Below, Hanson outlines some of the effects of separation anxiety.

Impact on Mental Health

Living in a state of fear causes us to be more reactive and make decisions from a place of fear or a place of not wanting to lose someone or something. We therefore make decisions that aren’t usually from our heart, they’re more from our head, reacting to an imaginary negative outcome of the future. This state of being greatly affects our mental health, because it’s harder for us to experience joy and secure connection and attachment.

Impact on Relationships

In any relationship, the more vulnerable we become, the more we deepen the experience of connection with a partner and the more afraid we are to lose them.  But in a healthy relationship, when we let go and learn how to build trust and love, we are less likely to be caught in separation anxiety. This is known as interdependence—the ability to be autonomous and still be deeply connected with another person.

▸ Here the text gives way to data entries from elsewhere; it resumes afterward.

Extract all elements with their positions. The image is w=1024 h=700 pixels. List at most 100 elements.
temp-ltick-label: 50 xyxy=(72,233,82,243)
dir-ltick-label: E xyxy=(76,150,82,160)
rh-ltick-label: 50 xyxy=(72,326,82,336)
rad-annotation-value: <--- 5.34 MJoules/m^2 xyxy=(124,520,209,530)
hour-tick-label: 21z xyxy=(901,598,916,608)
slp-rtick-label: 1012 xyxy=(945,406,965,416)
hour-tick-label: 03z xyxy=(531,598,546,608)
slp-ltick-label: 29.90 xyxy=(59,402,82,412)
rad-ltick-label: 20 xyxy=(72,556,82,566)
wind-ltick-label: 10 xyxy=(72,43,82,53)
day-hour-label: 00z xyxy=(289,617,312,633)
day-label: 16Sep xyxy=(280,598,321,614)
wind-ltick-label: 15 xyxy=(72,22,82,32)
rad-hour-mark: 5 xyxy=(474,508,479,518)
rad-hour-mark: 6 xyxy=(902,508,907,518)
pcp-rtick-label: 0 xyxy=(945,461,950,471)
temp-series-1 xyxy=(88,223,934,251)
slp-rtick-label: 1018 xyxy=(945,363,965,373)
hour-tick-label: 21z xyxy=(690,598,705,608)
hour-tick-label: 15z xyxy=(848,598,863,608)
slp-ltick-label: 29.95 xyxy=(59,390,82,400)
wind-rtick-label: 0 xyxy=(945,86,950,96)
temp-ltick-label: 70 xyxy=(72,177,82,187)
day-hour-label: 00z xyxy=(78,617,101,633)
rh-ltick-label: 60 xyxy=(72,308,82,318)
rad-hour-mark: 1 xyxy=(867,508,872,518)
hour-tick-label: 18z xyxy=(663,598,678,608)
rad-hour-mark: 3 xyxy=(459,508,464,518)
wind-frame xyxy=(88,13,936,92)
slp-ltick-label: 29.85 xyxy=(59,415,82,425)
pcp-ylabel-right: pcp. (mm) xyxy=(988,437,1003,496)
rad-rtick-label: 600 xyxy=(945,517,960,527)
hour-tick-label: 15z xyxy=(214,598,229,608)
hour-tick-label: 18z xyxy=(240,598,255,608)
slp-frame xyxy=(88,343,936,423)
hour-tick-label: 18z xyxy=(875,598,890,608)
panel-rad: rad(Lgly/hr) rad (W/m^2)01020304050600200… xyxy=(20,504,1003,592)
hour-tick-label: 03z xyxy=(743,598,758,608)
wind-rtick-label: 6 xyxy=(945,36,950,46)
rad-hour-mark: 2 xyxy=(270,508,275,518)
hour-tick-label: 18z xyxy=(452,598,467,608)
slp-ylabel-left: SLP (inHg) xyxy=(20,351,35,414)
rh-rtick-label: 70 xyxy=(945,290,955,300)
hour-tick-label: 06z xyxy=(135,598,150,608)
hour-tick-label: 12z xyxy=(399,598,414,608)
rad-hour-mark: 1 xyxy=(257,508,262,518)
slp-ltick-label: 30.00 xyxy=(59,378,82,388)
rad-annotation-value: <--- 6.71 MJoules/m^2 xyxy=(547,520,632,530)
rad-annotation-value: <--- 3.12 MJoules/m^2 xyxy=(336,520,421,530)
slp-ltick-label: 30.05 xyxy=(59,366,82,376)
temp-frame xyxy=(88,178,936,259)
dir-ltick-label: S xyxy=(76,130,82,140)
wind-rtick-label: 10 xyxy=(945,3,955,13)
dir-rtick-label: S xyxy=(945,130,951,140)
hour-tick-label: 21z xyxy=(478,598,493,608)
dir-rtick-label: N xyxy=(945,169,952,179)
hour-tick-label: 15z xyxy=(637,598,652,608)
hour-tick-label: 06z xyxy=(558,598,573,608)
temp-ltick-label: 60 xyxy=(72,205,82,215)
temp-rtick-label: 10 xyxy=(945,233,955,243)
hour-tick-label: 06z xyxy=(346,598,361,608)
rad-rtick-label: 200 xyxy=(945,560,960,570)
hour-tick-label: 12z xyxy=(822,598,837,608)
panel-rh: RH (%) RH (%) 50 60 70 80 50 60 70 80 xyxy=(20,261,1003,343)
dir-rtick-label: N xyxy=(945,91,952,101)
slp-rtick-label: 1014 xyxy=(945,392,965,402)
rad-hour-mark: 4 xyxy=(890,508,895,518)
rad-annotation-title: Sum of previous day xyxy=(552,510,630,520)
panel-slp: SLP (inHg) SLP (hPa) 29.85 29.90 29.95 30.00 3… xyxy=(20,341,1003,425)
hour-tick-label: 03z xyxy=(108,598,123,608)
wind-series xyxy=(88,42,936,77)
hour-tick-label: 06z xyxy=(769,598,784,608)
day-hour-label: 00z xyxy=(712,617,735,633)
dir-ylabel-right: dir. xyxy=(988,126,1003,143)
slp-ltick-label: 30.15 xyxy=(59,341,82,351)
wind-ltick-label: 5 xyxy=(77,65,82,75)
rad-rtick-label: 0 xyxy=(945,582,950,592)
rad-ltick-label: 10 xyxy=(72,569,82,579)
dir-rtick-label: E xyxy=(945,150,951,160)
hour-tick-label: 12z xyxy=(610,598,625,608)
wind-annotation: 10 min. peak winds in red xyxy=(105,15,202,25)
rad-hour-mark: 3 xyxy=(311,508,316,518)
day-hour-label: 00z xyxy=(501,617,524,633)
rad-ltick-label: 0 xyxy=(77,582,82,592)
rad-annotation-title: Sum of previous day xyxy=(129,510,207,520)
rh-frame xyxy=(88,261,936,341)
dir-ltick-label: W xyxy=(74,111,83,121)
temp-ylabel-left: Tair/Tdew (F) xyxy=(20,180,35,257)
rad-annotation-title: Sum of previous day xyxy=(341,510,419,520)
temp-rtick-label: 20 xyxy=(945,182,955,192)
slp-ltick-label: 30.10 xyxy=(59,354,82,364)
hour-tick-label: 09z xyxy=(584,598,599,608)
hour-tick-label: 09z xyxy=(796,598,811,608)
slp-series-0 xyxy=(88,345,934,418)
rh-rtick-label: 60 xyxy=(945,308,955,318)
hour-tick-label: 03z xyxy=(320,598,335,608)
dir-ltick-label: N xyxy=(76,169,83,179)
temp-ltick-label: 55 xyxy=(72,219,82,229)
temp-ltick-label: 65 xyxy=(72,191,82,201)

Coping With Separation Anxiety in Relationships

Klemanski and Hanson share some strategies that can help you cope with separation anxiety in relationships:

Recognize the signs: First, it’s important to recognize the signs of separation anxiety by talking with trusted family, partners, friends, or professionals, says Klemanski. Admit and accept it: People who can identify with separation anxiety need to do their best to recognize this as not just separation anxiety, but as a deep fear of letting go of loved ones. Being able to admit this or work to accept it can be very helpful, says Hanson. Observe healthy relationships: “It can be useful to observe healthy, interdependent relationships. These examples give the brain-body a template of how a relationship can be, as opposed to only understanding co-dependent, insecurely-attached relationships,” says Hanson. Believe in your own capabilities: Klemanski says it’s important to keep in mind that separation anxiety is temporary and can be eased by being mindful about your own capabilities–if you are apart from your partner, remind yourself that you’ve handled this before and that the reunion with your partner will be extra special. Meanwhile, he recommends seeking ways to meaningfully occupy your time. Try yoga and meditation: Hanson suggests physical and mental exercise routines like yoga and meditation, to help you combat anxiety. Seek therapy: Professional treatment in the form of psychotherapy could be a useful option to explore in addition to developing a plan to increase communication with partners and other family members, says Klemanski. He says cognitive behavioral therapy (CBT) can be helpful for reframing cognitive biases or learning to relax when the anxiety ramps up.

A Word From Verywell

Separation anxiety can make it difficult for you to be apart from your loved ones, your partner in particular. It can cause a wide range of symptoms and take a toll on your mental health as well as your relationships.  Practicing yoga and meditation and keeping yourself meaningfully occupied can help you control your anxiety. However, understanding why these symptoms exist and addressing the deeper layers—including processing any unresolved trauma—will ultimately be the way to truly heal from separation anxiety, says Hanson. “This phenomenon is referred to as ’earned secure attachment.’ In other words, you have to work for it, and earn it; but once you do, life, love, and relationships become so much more enjoyable,” says Hanson.